Tuesday, September 14, 2010

Change - or more of the same?

Boyes writes of current administration tax policy as an example of the expansion of the state in society. Over the weekend I listened again to Vernon Smith on EconTalk discussing Rationality in Economics. Smith described the familiar dichotomy between two views or perspectives of the world - he calls these constructivism and ecological rationality. I tend to prefer Bill Easterly's description of planners v searchers but the analysis of perspective is, I think very important. As Sowell points out in A Conflict of Vision, underlying these 2 perspectives is a different set of assumptions about the world. Constructivists and planners have an unconstrained view of the world - that is with proper planning and thinking they can solve problems. Ecologial rationalists or searchers have a constrained vision of the world, that is they recognize scarcity.

Clearly these are fundamentally opposing views of the world and, as Vernon Smith points out, lead to radically different views of the state, individuals, freedom and responsibility.

Near the end of the podcast with Russ Roberts the following took place *(these are Roberts' notes)

Long trend in Western Civilization, especially among the intellectual elite, to argue that commercial activity is degrading, bad for the soul.

Are markets, or even the study of economics, degrading?

Do they destroy virtue?

Commercial enterprise in the human career has been just as important and valuable as the art and poetry enterprises. All reflect who we are and what we are as humans. Commercial enterprise is an engine of wealth creation that enables people to do art and music and all these intellectual activities. All remarkable examples of human ingenuity. Can't take one part away and say humans are better off.

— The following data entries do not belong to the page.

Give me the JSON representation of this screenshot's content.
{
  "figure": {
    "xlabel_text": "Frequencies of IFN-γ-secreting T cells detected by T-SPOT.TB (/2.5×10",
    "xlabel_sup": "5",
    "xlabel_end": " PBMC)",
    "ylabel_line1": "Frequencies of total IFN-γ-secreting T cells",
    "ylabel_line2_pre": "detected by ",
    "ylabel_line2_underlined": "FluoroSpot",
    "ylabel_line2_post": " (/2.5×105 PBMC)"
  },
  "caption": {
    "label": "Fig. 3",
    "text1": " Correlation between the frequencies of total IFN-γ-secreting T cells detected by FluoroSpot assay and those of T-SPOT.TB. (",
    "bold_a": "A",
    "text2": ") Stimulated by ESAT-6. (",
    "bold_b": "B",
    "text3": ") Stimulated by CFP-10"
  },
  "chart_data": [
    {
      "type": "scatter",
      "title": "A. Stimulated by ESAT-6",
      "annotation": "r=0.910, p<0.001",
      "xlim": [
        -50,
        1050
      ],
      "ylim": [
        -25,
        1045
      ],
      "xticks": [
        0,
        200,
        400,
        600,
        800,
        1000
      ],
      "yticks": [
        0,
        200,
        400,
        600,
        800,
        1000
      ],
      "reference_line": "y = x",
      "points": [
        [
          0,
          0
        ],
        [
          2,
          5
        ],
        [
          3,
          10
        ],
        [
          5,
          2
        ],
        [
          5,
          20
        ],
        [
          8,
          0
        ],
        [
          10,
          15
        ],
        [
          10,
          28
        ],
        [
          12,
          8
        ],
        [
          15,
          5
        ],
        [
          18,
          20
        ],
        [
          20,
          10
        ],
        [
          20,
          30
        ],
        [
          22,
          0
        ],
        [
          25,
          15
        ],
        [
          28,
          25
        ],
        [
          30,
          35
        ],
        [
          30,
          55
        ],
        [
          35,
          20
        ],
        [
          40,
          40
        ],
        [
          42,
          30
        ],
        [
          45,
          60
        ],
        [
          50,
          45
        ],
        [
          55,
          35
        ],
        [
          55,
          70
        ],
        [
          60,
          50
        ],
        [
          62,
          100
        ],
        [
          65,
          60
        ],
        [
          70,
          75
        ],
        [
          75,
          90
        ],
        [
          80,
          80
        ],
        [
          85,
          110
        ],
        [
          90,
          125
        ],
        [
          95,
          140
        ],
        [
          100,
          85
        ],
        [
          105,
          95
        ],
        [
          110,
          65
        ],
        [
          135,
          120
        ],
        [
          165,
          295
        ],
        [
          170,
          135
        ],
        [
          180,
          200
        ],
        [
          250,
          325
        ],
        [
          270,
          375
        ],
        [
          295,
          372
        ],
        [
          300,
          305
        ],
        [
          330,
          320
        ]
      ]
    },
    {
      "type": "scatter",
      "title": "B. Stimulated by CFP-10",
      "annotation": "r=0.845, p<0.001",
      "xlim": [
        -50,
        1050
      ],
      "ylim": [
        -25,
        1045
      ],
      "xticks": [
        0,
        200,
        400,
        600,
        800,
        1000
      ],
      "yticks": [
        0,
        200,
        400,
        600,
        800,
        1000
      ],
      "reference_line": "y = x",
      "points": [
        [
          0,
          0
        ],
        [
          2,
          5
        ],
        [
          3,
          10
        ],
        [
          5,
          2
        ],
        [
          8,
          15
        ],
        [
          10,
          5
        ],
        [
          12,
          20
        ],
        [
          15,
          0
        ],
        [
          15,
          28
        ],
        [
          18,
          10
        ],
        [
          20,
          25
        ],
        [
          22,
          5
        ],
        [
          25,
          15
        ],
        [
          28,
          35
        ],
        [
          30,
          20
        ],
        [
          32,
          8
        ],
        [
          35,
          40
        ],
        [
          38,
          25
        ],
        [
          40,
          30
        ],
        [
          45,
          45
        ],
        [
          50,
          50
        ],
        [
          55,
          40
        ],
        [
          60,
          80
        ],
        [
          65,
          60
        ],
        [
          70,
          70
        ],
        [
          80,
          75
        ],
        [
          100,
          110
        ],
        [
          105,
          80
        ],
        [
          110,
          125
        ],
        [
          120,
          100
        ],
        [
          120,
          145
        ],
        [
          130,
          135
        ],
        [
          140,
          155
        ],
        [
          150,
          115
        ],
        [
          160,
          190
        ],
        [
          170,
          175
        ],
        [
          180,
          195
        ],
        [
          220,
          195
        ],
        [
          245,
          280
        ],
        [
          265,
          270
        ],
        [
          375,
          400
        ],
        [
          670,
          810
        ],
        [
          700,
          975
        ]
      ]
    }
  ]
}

Vernon Smith ends with, what is for me the most powerful argument in favor of ecological rationality, searching, emergent evolution or spontaneous order - freedom and liberty. Smith says it is this liberty and freedom that is the precious and essential ingredient in the human condition. As Boyes and I have observed, there is a tension or threat to this freedom from expansion of the state. Tax policy, regulation, and elite propoganda notwithstanding we see a greater threat to our freedoms from what Bob Higgs calls regime uncertainty. In yesterday's blog I referenced his recent comments about the threat posed by constructivists, planners, statists and the elite.

I am becoming convinced that it is this regime uncertainty that poses the greatest challenge to those who see liberty as the ultimate value.